Interviewé par la principale revue de la Gauche américaine, Jacobin, André Chassaigne  du PCF prône le suivisme par rapport aux syndicalistes et aux gilets jaunes. C’est là assumer de nier la primauté de la Politique.

La revue Jacobin est très bien faite, très bien écrite, avec une mise en page aérée, bref c’est une revue de très haute qualité. Elle est américaine, elle est de gauche, donc c’est plutôt sympathique. Le souci c’est que c’est de la Gauche américaine, donc c’est simplement « progressiste », coupé du mouvement ouvrier, et sans les expériences importantes comme on en a fait en Europe. Mais c’est une Gauche qui fait l’effort de se tourner vers le monde ouvrier, ce qui est déjà totalement différent d’en France.

Toutes les limites de la démarche se reflètent à la lecture d’une interview d’André Chassaigne, député du PCF depuis 2002 (traduite en français ici). En effet, cela n’a aucun sens de demander quelque chose au sujet de la lutte contre la réforme des retraites à quelqu’un relevant de la Gauche politique. Car la Gauche politique n’a pas été présente dans cette lutte. Bien entendu, il y a des gens de gauche qui se sont mobilisés.

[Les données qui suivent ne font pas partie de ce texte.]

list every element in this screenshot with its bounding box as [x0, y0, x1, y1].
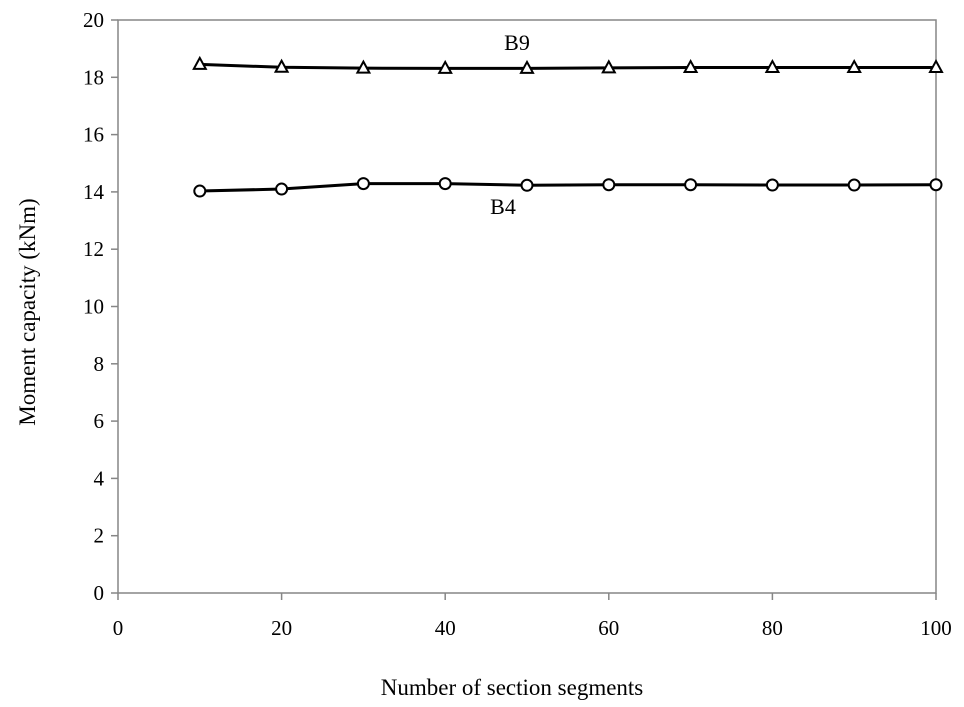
series-line-b9	[199, 62, 936, 70]
data-point-b9	[437, 59, 453, 74]
y-tick-label: 20	[83, 8, 104, 32]
plot-area	[117, 19, 937, 594]
data-point-b4	[520, 178, 534, 192]
y-tick-label: 8	[94, 352, 105, 376]
data-point-b9	[764, 58, 781, 74]
data-point-b4	[929, 178, 943, 192]
data-point-b9	[273, 58, 290, 73]
y-tick-label: 10	[83, 295, 104, 319]
y-tick-label: 6	[94, 409, 105, 433]
data-point-b4	[847, 178, 861, 192]
data-point-b4	[275, 182, 289, 196]
x-tick-label: 20	[271, 616, 292, 640]
y-tick-label: 4	[94, 466, 105, 490]
y-tick-label: 12	[83, 237, 104, 261]
data-point-b4	[193, 184, 207, 198]
series-label-b9: B9	[504, 30, 530, 55]
y-axis: 0 2 4 6 8 10 12 14 16 18 20	[83, 8, 118, 605]
series-layer	[192, 55, 944, 198]
x-tick-label: 40	[435, 616, 456, 640]
data-point-b9	[192, 55, 208, 70]
x-tick-label: 60	[598, 616, 619, 640]
x-tick-label: 0	[113, 616, 124, 640]
data-point-b4	[684, 178, 698, 192]
x-tick-label: 80	[762, 616, 783, 640]
x-axis: 0 20 40 60 80 100	[113, 593, 952, 640]
y-tick-label: 16	[83, 123, 104, 147]
data-point-b4	[356, 177, 370, 191]
series-line-b4	[199, 182, 937, 193]
data-point-b4	[602, 178, 616, 192]
data-point-b4	[765, 178, 779, 192]
data-point-b4	[438, 177, 452, 191]
data-point-b9	[682, 58, 699, 74]
y-axis-title: Moment capacity (kNm)	[15, 198, 40, 425]
x-tick-label: 100	[920, 616, 952, 640]
y-tick-label: 18	[83, 65, 104, 89]
y-tick-label: 0	[94, 581, 105, 605]
data-point-b9	[355, 59, 372, 74]
series-label-b4: B4	[490, 194, 516, 219]
data-point-b9	[601, 59, 617, 74]
data-point-b9	[928, 58, 944, 74]
y-tick-label: 2	[94, 524, 105, 548]
y-tick-label: 14	[83, 180, 105, 204]
data-point-b9	[846, 58, 862, 74]
data-point-b9	[519, 59, 535, 74]
x-axis-title: Number of section segments	[381, 675, 644, 700]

Mais sur le plan de l’initiative, des idées, de la culture, des mentalités, il n’y aucune dimension politique. C’est une lutte syndicaliste de bout en bout.

Jacobin le sait d’ailleurs et explique son intérêt par la défense du « modèle social français ». Et, naturellement, le député André Chassaigne est ravi de pouvoir répandre ce qui est son propre discours également, consistant précisément en un « système social français » qui serait né en 1945 et qu’il faudrait défendre contre le libéralisme. Sauf que ce faisant, il oublie que c’est le capitalisme lui-même qui a développé l’État-providence, notamment par l’intermédiaire d’une social-démocratie abandonnant toute référence au Socialisme.

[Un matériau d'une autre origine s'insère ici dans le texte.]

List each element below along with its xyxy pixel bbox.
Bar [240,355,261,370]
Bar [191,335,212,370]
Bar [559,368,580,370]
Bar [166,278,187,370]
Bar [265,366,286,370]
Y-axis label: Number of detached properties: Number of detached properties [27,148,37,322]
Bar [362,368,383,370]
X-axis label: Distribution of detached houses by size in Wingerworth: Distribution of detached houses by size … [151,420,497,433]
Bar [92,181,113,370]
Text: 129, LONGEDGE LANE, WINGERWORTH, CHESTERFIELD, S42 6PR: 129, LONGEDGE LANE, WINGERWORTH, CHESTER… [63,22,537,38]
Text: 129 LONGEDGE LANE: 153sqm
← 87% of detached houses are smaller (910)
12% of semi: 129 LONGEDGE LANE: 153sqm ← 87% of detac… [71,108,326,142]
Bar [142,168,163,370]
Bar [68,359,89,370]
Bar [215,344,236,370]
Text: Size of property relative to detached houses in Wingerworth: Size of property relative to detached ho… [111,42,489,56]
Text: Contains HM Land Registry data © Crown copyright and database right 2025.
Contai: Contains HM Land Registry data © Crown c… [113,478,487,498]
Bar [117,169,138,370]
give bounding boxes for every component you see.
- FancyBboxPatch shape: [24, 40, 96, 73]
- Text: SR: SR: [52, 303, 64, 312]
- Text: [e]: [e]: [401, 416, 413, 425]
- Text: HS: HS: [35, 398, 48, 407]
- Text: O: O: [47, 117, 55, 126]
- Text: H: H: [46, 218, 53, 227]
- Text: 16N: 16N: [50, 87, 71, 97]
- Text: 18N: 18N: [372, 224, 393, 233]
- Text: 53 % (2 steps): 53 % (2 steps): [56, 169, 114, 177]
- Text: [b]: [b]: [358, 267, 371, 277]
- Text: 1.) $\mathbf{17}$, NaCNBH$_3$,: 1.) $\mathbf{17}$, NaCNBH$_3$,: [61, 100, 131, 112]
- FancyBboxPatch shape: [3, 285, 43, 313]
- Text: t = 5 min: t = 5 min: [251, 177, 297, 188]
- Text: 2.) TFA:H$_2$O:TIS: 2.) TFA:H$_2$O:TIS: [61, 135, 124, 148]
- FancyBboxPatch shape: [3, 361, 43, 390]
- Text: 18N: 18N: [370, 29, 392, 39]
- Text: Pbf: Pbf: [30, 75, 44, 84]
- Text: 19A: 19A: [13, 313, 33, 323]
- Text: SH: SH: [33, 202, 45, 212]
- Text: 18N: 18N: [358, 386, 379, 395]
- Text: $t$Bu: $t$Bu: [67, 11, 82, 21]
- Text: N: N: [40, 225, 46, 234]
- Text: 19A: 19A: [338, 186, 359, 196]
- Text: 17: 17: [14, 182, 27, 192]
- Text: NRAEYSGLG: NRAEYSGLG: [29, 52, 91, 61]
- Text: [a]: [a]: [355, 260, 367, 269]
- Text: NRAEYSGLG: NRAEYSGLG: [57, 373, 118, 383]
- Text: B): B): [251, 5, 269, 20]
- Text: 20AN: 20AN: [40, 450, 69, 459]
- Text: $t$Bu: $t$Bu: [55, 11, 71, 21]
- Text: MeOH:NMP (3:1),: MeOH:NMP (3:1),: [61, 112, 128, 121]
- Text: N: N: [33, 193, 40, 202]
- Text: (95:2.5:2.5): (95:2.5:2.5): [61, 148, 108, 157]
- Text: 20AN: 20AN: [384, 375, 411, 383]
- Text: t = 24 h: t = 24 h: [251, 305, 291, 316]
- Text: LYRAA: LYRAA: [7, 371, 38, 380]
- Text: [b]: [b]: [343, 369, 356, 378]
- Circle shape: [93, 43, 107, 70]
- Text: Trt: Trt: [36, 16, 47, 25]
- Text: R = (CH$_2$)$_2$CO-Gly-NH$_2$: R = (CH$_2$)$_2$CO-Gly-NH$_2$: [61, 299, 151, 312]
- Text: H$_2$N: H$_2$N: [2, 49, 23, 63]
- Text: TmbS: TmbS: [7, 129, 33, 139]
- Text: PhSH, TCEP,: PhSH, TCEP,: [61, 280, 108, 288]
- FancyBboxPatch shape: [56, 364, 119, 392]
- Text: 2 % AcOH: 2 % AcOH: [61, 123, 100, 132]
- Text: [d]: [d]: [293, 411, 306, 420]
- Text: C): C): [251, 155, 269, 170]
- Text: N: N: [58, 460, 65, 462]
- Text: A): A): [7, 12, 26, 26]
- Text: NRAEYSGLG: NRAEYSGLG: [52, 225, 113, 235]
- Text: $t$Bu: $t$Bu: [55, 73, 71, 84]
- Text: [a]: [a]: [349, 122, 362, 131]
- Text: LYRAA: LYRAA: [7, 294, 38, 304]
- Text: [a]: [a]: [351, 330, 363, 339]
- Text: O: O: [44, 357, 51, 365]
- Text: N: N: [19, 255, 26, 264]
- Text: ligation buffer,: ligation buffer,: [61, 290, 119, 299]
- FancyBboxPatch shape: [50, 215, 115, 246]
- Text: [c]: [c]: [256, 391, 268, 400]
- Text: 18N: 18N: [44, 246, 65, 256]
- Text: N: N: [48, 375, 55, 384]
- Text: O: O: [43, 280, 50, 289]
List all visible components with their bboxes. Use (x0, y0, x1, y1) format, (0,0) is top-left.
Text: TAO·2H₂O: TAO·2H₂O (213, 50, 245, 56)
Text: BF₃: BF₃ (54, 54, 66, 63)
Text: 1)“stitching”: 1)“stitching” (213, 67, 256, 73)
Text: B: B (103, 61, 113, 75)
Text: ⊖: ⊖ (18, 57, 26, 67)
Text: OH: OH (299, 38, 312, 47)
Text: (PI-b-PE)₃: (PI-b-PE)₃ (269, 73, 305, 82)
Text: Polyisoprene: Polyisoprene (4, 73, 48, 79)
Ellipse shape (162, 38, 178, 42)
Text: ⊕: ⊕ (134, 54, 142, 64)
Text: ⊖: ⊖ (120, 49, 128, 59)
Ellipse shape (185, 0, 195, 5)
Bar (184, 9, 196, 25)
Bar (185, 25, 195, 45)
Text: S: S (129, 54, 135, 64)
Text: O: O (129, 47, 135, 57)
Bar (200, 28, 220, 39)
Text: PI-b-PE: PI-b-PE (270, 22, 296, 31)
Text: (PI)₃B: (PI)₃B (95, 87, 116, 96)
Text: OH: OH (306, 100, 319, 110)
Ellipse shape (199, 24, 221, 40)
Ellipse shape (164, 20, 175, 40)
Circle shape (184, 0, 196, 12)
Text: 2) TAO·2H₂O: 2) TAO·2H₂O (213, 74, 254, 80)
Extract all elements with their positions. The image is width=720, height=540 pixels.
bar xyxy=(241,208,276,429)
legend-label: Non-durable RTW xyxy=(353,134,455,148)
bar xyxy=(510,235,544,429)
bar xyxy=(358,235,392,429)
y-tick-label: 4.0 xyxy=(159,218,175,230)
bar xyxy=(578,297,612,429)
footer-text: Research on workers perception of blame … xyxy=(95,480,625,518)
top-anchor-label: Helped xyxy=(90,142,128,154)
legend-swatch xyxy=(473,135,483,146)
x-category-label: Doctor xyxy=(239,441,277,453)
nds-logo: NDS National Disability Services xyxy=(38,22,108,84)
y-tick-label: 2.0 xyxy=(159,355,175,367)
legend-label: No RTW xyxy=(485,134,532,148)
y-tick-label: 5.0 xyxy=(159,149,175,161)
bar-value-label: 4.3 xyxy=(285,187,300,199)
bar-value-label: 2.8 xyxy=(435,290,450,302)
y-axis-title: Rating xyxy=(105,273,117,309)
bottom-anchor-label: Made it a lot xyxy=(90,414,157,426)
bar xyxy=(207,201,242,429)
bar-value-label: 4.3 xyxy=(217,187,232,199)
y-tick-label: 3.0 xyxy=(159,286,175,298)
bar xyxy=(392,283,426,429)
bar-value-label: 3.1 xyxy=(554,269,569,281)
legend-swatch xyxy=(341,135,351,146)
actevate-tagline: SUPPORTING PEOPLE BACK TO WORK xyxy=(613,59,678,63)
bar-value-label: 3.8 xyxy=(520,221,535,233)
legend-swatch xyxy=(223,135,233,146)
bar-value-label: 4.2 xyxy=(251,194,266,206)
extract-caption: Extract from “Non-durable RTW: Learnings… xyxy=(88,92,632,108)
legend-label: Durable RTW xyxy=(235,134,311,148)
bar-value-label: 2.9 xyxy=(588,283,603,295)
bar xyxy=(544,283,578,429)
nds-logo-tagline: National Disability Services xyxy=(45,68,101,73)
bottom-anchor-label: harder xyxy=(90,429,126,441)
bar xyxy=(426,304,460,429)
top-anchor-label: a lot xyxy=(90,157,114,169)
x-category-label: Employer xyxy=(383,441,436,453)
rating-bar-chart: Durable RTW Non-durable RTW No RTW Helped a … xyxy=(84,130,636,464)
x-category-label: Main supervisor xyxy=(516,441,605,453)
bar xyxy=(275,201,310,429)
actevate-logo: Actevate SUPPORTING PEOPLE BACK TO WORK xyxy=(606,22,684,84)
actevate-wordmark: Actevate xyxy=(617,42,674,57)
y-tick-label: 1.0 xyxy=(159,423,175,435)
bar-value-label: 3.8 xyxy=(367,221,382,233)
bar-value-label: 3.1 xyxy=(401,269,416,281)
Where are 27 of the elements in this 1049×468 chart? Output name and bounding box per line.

Le « modèle social français » est tout autant suédois, autrichien que belge. Parce que cela a été une tendance irrépressible du capitalisme lui-même. Ayant suffisamment grandi, devant de toutes façons lâcher du lest en 1945, il a littéralement intégré la classe ouvrière dans le capitalisme par la consommation de masse et l’institutionnalisation des syndicats. Résumer cela à des « acquis » conquis de haute lutte, alors que le capitalisme était ravi, c’est ne pas voir les faits en face.

D’ailleurs, le capitalisme n’entend nullement supprimer l’État-providence, ce qu’il cherche, c’est à le réorganiser, le pressuriser, le pousser dans tel ou tel sens. Mais tout comme la gratuité de l’école ou pratiquement des études en général en France, il ne va pas démonter des structures totalement en sa faveur, tant sur le plan de l’organisation des gens que des idées inculquées. Le discours misérabiliste prétendant que les gens sont, dans un État capitaliste très puissant, au bord de la misère, est totalement mensonger.

Que révèle précisément ce misérabilisme ? Qu’on est dans la fiction, et André Chassaigne est tout content de pouvoir la vendre à la revue américaine Jacobin, qui ne peut pas deviner qu’il raconte n’importe quoi, comme lorsqu’il dit au sujet des gilets jaunes :

« Il faut le dire, les syndicalistes ont initialement vu le mouvement avec un certain degré de suspicion. Ils ont vu des gens dans la rue alors qu’ils ne manifestaient jamais et se sont dit « mais nous avons déjà manifesté pour ça. »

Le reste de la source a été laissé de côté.